« Face à l’intelligence artificielle, la dignité exige le droit de ne pas s’adapter seul »

Face à l’intelligence artificielle, la dignité exige le droit de ne pas s’adapter seul

À chaque avancée technologique, l’exigence d’adaptation émerge. Bien que cela semble raisonnable, cette injonction, lorsqu’elle concerne l’intelligence artificielle (IA), peut masquer une injustice fondamentale : la transformation est orchestrée par quelques acteurs, tandis que le coût humain est répercuté sur l’ensemble de la société.

Les travailleurs doivent assimiler de nouveaux outils, les enseignants adapter leurs méthodes, les étudiants se projeter vers des métiers incertains, et les personnes âgées naviguer dans des services numérisés. Quand cette adaptation échoue, la responsabilité est souvent attribuée à l’individu : manque de compétence ou d’effort. Cependant, peut-on réellement parler de responsabilité personnelle lorsque les individus manquent de temps, de ressources ou de pouvoir pour agir ?

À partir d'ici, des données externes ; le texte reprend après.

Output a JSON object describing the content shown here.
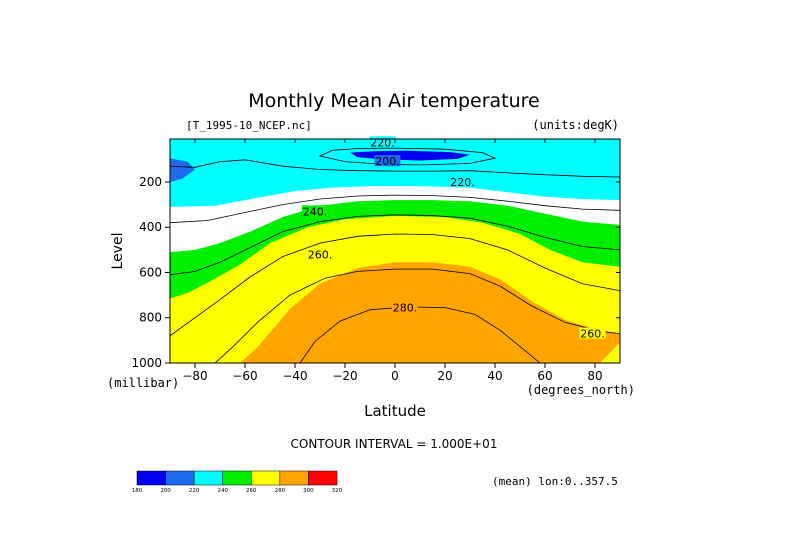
{
  "chart_data": {
    "type": "contour",
    "title": "Monthly Mean Air temperature",
    "file_label": "[T_1995-10_NCEP.nc]",
    "units_label": "(units:degK)",
    "xlabel": "Latitude",
    "x_unit": "(degrees_north)",
    "ylabel": "Level",
    "y_unit": "(millibar)",
    "xlim": [
      -90,
      90
    ],
    "ylim": [
      1000,
      10
    ],
    "x_ticks": [
      -80,
      -60,
      -40,
      -20,
      0,
      20,
      40,
      60,
      80
    ],
    "y_ticks": [
      200,
      400,
      600,
      800,
      1000
    ],
    "contour_interval_text": "CONTOUR INTERVAL = 1.000E+01",
    "mean_note": "(mean) lon:0..357.5",
    "contour_labels": [
      {
        "text": "220.",
        "x": -5,
        "y": 25
      },
      {
        "text": "200.",
        "x": -3,
        "y": 108
      },
      {
        "text": "220.",
        "x": 27,
        "y": 200
      },
      {
        "text": "240.",
        "x": -32,
        "y": 330
      },
      {
        "text": "260.",
        "x": -30,
        "y": 520
      },
      {
        "text": "280.",
        "x": 4,
        "y": 755
      },
      {
        "text": "260.",
        "x": 79,
        "y": 870
      }
    ],
    "color_levels": [
      180,
      200,
      220,
      240,
      260,
      280,
      300,
      320
    ],
    "color_bands": [
      "#0000ee",
      "#1f6bf0",
      "#00ffff",
      "#00ee00",
      "#ffff00",
      "#ffa500",
      "#ff0000"
    ],
    "colorbar_labels": [
      "180",
      "200",
      "220",
      "240",
      "260",
      "280",
      "300",
      "320"
    ],
    "regions": [
      {
        "level": 200,
        "points": [
          [
            -90,
            10
          ],
          [
            -90,
            190
          ],
          [
            -82,
            180
          ],
          [
            -72,
            120
          ],
          [
            -62,
            110
          ],
          [
            -50,
            160
          ],
          [
            -40,
            175
          ],
          [
            -28,
            178
          ],
          [
            -10,
            182
          ],
          [
            10,
            182
          ],
          [
            30,
            182
          ],
          [
            45,
            190
          ],
          [
            60,
            200
          ],
          [
            75,
            210
          ],
          [
            90,
            215
          ],
          [
            90,
            10
          ]
        ]
      },
      {
        "level": 220,
        "points": [
          [
            -90,
            10
          ],
          [
            -90,
            310
          ],
          [
            -72,
            305
          ],
          [
            -55,
            270
          ],
          [
            -40,
            240
          ],
          [
            -25,
            225
          ],
          [
            -10,
            218
          ],
          [
            10,
            218
          ],
          [
            30,
            225
          ],
          [
            45,
            245
          ],
          [
            60,
            265
          ],
          [
            75,
            275
          ],
          [
            90,
            280
          ],
          [
            90,
            10
          ]
        ]
      },
      {
        "level": 240,
        "points": [
          [
            -90,
            510
          ],
          [
            -80,
            500
          ],
          [
            -70,
            470
          ],
          [
            -58,
            420
          ],
          [
            -45,
            355
          ],
          [
            -30,
            305
          ],
          [
            -15,
            285
          ],
          [
            0,
            280
          ],
          [
            15,
            280
          ],
          [
            30,
            285
          ],
          [
            45,
            305
          ],
          [
            60,
            340
          ],
          [
            75,
            375
          ],
          [
            90,
            390
          ],
          [
            90,
            1000
          ],
          [
            -90,
            1000
          ]
        ]
      },
      {
        "level": 260,
        "points": [
          [
            -90,
            715
          ],
          [
            -83,
            690
          ],
          [
            -75,
            645
          ],
          [
            -62,
            565
          ],
          [
            -50,
            470
          ],
          [
            -35,
            400
          ],
          [
            -20,
            365
          ],
          [
            0,
            350
          ],
          [
            20,
            355
          ],
          [
            35,
            380
          ],
          [
            50,
            430
          ],
          [
            62,
            500
          ],
          [
            75,
            555
          ],
          [
            90,
            575
          ],
          [
            90,
            1000
          ],
          [
            -90,
            1000
          ]
        ]
      },
      {
        "level": 280,
        "points": [
          [
            -62,
            1000
          ],
          [
            -55,
            930
          ],
          [
            -42,
            760
          ],
          [
            -30,
            650
          ],
          [
            -15,
            580
          ],
          [
            0,
            555
          ],
          [
            15,
            555
          ],
          [
            30,
            575
          ],
          [
            42,
            630
          ],
          [
            55,
            730
          ],
          [
            68,
            810
          ],
          [
            82,
            855
          ],
          [
            90,
            870
          ],
          [
            90,
            1000
          ]
        ]
      },
      {
        "level": 290,
        "points": [
          [
            -38,
            1000
          ],
          [
            -32,
            900
          ],
          [
            -22,
            810
          ],
          [
            -10,
            760
          ],
          [
            5,
            750
          ],
          [
            20,
            752
          ],
          [
            32,
            780
          ],
          [
            42,
            850
          ],
          [
            52,
            940
          ],
          [
            58,
            1000
          ]
        ]
      },
      {
        "level": 200,
        "points": [
          [
            -90,
            95
          ],
          [
            -90,
            200
          ],
          [
            -85,
            185
          ],
          [
            -80,
            145
          ],
          [
            -83,
            110
          ],
          [
            -88,
            100
          ]
        ]
      },
      {
        "level": 180,
        "points": [
          [
            -18,
            70
          ],
          [
            -15,
            90
          ],
          [
            -5,
            100
          ],
          [
            10,
            105
          ],
          [
            25,
            98
          ],
          [
            30,
            80
          ],
          [
            22,
            68
          ],
          [
            5,
            62
          ],
          [
            -8,
            64
          ]
        ]
      },
      {
        "level": 260,
        "points": [
          [
            82,
            1000
          ],
          [
            88,
            930
          ],
          [
            90,
            910
          ],
          [
            90,
            1000
          ]
        ]
      },
      {
        "level": 220,
        "points": [
          [
            74,
            155
          ],
          [
            78,
            160
          ],
          [
            82,
            158
          ],
          [
            78,
            152
          ]
        ]
      }
    ],
    "contour_lines": [
      [
        [
          -90,
          130
        ],
        [
          -80,
          135
        ],
        [
          -70,
          110
        ],
        [
          -60,
          102
        ],
        [
          -45,
          130
        ],
        [
          -30,
          145
        ],
        [
          -15,
          150
        ],
        [
          0,
          152
        ],
        [
          15,
          152
        ],
        [
          30,
          150
        ],
        [
          45,
          160
        ],
        [
          60,
          168
        ],
        [
          75,
          175
        ],
        [
          90,
          178
        ]
      ],
      [
        [
          -25,
          60
        ],
        [
          -30,
          85
        ],
        [
          -20,
          110
        ],
        [
          -5,
          122
        ],
        [
          10,
          125
        ],
        [
          30,
          118
        ],
        [
          40,
          95
        ],
        [
          35,
          70
        ],
        [
          20,
          55
        ],
        [
          0,
          50
        ],
        [
          -15,
          52
        ],
        [
          -25,
          60
        ]
      ],
      [
        [
          -90,
          380
        ],
        [
          -75,
          370
        ],
        [
          -60,
          335
        ],
        [
          -45,
          300
        ],
        [
          -30,
          275
        ],
        [
          -15,
          262
        ],
        [
          0,
          258
        ],
        [
          15,
          260
        ],
        [
          30,
          268
        ],
        [
          45,
          285
        ],
        [
          60,
          305
        ],
        [
          75,
          320
        ],
        [
          90,
          325
        ]
      ],
      [
        [
          -90,
          610
        ],
        [
          -80,
          595
        ],
        [
          -70,
          555
        ],
        [
          -58,
          490
        ],
        [
          -45,
          420
        ],
        [
          -30,
          375
        ],
        [
          -15,
          352
        ],
        [
          0,
          345
        ],
        [
          15,
          348
        ],
        [
          30,
          360
        ],
        [
          45,
          395
        ],
        [
          60,
          445
        ],
        [
          75,
          485
        ],
        [
          90,
          500
        ]
      ],
      [
        [
          -90,
          880
        ],
        [
          -80,
          800
        ],
        [
          -70,
          720
        ],
        [
          -58,
          620
        ],
        [
          -45,
          530
        ],
        [
          -30,
          470
        ],
        [
          -15,
          440
        ],
        [
          0,
          430
        ],
        [
          15,
          432
        ],
        [
          30,
          450
        ],
        [
          45,
          500
        ],
        [
          60,
          580
        ],
        [
          75,
          650
        ],
        [
          90,
          680
        ]
      ],
      [
        [
          -72,
          1000
        ],
        [
          -65,
          930
        ],
        [
          -55,
          820
        ],
        [
          -42,
          700
        ],
        [
          -28,
          625
        ],
        [
          -15,
          595
        ],
        [
          0,
          585
        ],
        [
          15,
          585
        ],
        [
          30,
          605
        ],
        [
          42,
          660
        ],
        [
          55,
          750
        ],
        [
          68,
          820
        ],
        [
          82,
          860
        ],
        [
          90,
          870
        ]
      ],
      [
        [
          -38,
          1000
        ],
        [
          -32,
          905
        ],
        [
          -22,
          815
        ],
        [
          -10,
          765
        ],
        [
          5,
          752
        ],
        [
          20,
          755
        ],
        [
          32,
          785
        ],
        [
          42,
          855
        ],
        [
          52,
          945
        ],
        [
          58,
          1000
        ]
      ]
    ]
  }
}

La dignité humaine, souvent mentionnée dans les débats sur l’IA, ne se limite pas à l’absence de discrimination ou de manipulation. Elle implique également la capacité à développer son jugement, à prendre des décisions et à participer activement à l’organisation de sa vie. L’intelligence humaine ne se résume pas à la performance d’un calcul ; elle se construit au fil du temps, à travers l’expérience et la responsabilité.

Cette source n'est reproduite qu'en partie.